Thursday, September 4, 2008

EU Central Banks Dry Up?


Scramble for cash as central banks dry up
Patrick Hosking

British banks soon could be scrambling for short-term funding once more amid reports that supplies from Threadneedle Street and from Frankfurt may be drying up.
The Bank of England explicitly ruled out extending its Special Liquidity Scheme (SLS), while the European Central Bank is reportedly considering tightening its lending criteria.
The two central banks have been huge suppliers of liquidity to British banks. The SLS is thought to have provided £50 billion or more, while the ECB has lent banks €467 billion (£378 billion) - much of it thought to have gone to UK institutions.
Despite pressure from some British banks for an extension, the SLS will be closed to new applications from the week of October 20, the Bank said. UK banks have been campaigning for an extension to the scheme, under which the Bank provides banks with highly liquid government bonds in return for illiquid AAA-rated mortgage-backed securities.
As recently as Friday, Rod Kent, the chairman of Bradford & Bingley, called the SLS “a good idea” and contrasted its temporary nature with the permanence of the ECB liquidity window.
The ECB declined to comment on reports that it would change its rules soon, accepting only higher-quality collateral from borrower banks in exchange for cash.
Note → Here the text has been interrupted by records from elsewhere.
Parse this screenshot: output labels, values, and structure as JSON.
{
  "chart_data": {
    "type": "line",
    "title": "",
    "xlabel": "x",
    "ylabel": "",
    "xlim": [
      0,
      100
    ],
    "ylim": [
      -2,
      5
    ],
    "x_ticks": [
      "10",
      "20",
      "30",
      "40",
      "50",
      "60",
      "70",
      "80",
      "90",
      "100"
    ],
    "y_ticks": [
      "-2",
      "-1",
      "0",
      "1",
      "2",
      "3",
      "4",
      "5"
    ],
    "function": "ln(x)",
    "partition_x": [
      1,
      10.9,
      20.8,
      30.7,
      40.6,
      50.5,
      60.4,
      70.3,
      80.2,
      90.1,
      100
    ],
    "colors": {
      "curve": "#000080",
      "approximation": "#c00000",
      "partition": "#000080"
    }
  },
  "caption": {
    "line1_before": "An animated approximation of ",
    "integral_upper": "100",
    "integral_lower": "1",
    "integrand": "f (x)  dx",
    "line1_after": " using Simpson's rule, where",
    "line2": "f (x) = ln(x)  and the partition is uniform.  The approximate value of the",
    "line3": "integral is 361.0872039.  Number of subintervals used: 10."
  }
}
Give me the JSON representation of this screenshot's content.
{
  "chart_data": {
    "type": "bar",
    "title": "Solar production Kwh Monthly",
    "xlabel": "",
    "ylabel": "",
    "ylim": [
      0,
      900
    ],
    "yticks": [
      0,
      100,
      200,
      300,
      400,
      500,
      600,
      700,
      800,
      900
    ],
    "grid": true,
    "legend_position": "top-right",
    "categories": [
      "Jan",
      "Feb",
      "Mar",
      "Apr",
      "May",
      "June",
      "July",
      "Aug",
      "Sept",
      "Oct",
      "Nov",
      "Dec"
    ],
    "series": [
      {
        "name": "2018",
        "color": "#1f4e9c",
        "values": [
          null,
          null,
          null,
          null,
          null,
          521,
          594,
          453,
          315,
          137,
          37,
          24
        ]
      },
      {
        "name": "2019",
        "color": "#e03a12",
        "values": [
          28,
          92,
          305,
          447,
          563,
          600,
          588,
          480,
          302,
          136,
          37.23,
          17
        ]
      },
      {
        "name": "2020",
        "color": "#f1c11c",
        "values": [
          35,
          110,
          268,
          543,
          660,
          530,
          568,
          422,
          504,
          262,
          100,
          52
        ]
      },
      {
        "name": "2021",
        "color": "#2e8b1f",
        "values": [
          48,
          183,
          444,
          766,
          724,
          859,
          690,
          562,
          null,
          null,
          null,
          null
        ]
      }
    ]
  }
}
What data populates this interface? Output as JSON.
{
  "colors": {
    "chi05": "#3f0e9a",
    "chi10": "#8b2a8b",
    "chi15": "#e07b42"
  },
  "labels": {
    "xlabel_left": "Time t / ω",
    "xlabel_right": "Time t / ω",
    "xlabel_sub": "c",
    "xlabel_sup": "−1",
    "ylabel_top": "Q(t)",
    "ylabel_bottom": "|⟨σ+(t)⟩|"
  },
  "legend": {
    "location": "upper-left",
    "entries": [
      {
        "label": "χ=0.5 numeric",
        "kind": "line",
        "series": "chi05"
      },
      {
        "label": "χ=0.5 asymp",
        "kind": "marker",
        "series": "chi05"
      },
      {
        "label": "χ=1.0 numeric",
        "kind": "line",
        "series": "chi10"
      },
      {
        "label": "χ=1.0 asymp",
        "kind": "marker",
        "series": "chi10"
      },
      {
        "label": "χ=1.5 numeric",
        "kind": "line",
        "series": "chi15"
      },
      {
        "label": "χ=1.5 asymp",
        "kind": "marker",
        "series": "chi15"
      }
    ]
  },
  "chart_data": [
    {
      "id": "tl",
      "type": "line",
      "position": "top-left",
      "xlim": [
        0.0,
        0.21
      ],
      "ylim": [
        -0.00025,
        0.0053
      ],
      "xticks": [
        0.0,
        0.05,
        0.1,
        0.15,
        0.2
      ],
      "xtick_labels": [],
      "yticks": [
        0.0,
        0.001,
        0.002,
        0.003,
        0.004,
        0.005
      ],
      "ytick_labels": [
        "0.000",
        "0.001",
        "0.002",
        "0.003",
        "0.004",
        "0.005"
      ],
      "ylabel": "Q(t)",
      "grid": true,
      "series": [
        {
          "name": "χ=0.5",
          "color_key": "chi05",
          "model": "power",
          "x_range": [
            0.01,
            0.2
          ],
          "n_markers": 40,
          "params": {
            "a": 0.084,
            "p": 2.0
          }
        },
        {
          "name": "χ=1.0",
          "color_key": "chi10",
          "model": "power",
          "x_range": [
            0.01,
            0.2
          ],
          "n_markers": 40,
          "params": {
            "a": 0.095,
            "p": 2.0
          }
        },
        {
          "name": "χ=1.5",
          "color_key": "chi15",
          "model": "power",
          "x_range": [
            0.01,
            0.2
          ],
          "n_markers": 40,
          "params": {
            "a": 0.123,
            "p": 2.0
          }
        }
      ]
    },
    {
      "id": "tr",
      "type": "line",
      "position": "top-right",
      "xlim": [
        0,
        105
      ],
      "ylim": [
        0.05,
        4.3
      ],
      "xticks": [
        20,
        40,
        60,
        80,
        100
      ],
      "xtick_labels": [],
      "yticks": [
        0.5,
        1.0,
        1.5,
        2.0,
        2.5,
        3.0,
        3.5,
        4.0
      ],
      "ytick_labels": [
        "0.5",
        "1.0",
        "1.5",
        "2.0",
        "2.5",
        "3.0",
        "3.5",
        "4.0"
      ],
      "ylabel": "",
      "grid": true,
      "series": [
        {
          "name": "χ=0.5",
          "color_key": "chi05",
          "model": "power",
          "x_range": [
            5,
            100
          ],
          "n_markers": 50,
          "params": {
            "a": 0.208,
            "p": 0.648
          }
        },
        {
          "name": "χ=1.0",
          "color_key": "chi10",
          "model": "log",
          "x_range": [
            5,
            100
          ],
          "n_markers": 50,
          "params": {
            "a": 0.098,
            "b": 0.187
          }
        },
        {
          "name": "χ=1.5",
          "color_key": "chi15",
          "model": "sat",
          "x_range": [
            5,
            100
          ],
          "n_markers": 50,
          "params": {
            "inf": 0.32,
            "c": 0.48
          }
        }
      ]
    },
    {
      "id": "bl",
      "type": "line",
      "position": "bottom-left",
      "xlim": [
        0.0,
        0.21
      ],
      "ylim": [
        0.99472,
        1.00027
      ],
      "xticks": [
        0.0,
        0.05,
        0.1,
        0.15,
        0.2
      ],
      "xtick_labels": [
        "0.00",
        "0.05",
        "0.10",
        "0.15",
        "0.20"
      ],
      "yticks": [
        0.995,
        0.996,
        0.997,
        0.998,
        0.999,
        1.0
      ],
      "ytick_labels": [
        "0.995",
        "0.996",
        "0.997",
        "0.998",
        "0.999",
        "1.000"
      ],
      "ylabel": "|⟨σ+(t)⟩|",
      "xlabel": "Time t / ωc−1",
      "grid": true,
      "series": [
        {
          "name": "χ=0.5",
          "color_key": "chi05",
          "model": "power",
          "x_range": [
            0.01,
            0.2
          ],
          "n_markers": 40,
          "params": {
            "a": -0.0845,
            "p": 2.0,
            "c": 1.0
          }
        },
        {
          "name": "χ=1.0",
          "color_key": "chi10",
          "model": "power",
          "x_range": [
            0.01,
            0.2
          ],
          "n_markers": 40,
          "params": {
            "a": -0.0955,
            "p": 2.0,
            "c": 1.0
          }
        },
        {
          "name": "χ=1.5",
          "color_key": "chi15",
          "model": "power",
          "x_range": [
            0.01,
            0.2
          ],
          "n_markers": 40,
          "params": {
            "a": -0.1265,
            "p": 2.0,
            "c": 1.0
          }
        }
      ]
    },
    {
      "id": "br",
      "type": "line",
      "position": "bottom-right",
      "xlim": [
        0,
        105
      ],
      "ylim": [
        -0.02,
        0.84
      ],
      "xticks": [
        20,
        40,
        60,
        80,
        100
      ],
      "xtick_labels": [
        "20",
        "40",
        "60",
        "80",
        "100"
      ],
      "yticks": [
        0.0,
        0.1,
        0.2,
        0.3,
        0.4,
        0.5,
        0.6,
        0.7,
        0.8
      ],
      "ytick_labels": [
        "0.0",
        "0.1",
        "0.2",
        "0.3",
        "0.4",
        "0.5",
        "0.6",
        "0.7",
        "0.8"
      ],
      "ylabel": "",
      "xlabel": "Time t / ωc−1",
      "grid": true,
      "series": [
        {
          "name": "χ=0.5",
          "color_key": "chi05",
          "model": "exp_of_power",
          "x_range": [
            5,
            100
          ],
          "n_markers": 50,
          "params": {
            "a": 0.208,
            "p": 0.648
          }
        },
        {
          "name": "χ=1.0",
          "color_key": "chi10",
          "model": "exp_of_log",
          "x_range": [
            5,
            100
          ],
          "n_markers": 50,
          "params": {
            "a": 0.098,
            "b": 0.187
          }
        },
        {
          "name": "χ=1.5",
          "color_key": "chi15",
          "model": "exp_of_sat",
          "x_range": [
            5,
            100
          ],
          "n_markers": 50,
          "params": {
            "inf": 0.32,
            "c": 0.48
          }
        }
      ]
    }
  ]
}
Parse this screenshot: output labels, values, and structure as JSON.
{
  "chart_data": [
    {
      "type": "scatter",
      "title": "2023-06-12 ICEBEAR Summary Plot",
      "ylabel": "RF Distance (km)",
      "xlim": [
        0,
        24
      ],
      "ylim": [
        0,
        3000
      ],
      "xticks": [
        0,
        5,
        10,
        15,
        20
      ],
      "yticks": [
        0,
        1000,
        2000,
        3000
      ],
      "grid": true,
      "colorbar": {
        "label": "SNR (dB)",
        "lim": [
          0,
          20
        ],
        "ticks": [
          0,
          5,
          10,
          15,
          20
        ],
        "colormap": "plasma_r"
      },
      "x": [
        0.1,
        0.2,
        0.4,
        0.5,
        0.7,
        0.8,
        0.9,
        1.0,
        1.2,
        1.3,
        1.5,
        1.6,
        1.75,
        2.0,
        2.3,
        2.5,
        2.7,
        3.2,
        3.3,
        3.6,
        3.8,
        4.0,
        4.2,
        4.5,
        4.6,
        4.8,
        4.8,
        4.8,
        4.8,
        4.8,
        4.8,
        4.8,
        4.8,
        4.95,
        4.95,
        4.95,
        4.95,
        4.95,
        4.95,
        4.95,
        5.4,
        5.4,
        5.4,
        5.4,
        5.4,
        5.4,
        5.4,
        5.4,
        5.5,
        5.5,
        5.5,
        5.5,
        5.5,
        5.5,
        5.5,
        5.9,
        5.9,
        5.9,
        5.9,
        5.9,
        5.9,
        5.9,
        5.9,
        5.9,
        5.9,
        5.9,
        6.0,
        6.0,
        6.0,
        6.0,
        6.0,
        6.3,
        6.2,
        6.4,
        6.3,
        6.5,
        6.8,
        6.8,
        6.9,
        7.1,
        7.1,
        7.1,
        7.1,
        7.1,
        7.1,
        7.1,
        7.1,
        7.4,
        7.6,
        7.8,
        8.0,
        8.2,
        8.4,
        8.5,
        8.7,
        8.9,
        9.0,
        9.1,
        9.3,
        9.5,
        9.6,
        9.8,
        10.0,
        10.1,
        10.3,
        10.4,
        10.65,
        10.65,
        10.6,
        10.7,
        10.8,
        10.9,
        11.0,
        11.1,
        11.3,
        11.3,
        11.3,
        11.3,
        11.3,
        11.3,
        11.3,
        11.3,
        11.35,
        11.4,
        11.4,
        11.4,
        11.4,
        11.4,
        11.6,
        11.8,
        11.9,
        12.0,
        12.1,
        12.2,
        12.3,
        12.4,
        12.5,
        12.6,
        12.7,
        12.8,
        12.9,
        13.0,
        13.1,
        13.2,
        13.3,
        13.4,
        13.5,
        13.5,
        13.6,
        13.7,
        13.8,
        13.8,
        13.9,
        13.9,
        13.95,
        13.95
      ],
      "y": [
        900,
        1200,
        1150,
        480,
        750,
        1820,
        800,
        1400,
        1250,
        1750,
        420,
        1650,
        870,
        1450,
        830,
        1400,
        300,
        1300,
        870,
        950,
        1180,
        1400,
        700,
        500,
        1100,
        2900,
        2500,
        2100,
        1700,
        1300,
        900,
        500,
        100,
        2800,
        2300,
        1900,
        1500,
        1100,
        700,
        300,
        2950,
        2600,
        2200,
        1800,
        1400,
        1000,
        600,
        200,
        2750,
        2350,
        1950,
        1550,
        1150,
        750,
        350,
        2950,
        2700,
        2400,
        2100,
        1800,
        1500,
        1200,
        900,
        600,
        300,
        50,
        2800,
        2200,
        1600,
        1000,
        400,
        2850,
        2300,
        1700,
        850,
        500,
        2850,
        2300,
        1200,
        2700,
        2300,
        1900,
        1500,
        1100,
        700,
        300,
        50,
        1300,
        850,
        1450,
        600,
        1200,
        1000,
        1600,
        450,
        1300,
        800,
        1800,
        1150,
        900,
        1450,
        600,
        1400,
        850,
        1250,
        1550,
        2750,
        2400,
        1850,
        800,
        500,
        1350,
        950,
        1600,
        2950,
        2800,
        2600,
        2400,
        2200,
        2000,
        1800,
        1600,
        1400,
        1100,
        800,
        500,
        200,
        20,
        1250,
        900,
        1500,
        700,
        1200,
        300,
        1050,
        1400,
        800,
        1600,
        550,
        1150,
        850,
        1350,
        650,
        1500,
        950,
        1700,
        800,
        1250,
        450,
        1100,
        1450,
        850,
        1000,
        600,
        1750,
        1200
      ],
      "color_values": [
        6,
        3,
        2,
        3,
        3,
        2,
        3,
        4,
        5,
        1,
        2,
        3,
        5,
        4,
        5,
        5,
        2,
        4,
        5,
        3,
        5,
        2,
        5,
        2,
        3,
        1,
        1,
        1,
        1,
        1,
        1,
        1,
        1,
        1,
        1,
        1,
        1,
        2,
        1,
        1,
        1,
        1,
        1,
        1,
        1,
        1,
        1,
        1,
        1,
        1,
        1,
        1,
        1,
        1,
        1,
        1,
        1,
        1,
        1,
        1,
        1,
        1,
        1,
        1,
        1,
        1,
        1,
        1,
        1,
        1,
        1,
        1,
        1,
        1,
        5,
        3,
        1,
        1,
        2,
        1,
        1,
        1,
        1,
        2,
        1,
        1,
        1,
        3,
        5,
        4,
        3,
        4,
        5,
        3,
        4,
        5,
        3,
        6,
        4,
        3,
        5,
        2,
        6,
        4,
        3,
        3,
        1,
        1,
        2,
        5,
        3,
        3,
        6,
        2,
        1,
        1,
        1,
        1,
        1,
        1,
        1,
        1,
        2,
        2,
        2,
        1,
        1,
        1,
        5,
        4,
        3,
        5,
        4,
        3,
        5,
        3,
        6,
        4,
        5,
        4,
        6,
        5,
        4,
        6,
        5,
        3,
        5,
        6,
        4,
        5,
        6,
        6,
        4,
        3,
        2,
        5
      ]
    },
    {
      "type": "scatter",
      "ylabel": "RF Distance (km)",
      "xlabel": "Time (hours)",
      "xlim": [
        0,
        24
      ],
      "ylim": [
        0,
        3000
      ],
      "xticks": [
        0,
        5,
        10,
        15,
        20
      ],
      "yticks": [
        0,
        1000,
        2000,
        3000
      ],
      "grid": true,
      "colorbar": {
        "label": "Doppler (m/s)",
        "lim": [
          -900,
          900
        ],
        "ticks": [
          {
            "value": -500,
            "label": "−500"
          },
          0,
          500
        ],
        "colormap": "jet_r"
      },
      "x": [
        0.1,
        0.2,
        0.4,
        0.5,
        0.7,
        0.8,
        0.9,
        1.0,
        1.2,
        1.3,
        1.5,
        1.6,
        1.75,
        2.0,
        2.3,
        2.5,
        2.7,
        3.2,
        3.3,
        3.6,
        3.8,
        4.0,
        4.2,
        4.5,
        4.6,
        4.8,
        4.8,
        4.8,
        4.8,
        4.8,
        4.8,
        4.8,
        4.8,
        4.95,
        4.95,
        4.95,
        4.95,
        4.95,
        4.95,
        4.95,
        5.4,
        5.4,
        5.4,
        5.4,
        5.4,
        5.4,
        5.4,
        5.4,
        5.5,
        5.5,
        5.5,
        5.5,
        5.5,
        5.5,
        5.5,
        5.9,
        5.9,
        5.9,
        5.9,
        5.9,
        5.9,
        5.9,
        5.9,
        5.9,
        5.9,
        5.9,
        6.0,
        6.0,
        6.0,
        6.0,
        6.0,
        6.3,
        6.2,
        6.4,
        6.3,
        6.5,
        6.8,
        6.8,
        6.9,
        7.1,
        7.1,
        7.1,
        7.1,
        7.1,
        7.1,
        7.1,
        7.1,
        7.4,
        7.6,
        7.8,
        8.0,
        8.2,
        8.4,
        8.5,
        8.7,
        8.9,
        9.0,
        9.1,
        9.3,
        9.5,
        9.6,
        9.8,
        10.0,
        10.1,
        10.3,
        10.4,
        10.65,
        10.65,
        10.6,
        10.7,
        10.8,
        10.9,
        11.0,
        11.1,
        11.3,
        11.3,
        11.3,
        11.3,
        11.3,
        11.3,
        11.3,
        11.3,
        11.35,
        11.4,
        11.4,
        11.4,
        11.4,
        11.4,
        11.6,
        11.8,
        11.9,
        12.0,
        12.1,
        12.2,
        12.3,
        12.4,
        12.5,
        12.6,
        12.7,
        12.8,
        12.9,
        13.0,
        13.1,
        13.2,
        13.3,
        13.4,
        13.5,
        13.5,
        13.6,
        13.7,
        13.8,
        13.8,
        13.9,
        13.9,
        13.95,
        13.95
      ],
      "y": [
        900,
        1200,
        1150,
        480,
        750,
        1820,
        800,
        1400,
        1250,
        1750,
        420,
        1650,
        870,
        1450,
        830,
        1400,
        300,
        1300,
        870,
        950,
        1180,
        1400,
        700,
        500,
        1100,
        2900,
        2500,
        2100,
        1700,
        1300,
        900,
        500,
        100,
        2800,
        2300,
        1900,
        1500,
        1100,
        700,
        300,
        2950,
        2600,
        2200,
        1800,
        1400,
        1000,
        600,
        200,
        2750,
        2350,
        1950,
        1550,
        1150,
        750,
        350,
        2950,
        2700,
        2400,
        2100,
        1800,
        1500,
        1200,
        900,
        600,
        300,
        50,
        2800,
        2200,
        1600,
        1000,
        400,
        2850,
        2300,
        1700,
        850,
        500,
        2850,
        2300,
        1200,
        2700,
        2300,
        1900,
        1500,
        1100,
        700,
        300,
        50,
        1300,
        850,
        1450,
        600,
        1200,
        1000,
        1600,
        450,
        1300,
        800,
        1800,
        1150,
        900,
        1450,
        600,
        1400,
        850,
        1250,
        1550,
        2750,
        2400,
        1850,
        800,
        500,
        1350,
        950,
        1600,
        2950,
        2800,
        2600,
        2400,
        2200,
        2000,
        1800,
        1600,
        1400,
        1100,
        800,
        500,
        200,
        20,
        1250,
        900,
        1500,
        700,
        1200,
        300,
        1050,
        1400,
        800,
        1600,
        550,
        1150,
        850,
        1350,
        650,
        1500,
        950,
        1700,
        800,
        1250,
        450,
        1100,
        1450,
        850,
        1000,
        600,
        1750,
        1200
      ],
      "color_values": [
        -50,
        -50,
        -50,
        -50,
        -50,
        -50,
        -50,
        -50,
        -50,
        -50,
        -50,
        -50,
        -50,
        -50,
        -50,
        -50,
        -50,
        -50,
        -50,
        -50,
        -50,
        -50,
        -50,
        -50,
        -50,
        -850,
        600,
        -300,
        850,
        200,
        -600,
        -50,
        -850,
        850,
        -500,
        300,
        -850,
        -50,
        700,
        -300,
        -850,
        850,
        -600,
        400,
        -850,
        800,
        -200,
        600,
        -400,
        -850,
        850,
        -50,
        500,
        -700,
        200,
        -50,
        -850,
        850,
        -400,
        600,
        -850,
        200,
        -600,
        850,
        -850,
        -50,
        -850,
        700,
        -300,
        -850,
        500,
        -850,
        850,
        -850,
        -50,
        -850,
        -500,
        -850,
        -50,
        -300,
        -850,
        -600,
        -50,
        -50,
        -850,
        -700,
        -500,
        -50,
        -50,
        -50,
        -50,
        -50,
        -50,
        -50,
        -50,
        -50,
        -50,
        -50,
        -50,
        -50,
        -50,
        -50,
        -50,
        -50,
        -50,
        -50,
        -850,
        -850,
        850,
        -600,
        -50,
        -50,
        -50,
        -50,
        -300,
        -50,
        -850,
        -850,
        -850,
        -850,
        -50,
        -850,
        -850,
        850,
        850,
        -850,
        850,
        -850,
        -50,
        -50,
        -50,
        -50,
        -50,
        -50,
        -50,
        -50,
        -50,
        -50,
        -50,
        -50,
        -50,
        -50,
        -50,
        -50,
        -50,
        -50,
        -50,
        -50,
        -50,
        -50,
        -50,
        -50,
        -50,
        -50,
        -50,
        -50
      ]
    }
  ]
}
At present it accepts securities with credit ratings as low as A-. It also accepts private securities - instruments created by the banks and not traded on any public market. Some ECB officials are concerned that it has become a “dumping ground” for inferior mortgage-backed securities, according to The Wall Street Journal. The reform could come as early as Thursday, when the governing council meets and the ECB makes its monthly interest-rate decision.
While money market conditions have improved modestly in the past few months, banks are still hoarding cash. Three-month sterling Libor has been trading at 5.75 per cent, three quarters of a per cent above base rate, indicating continuing stress in the money markets. Before the crunch the margin was 0.1 or 0.2 of a per cent.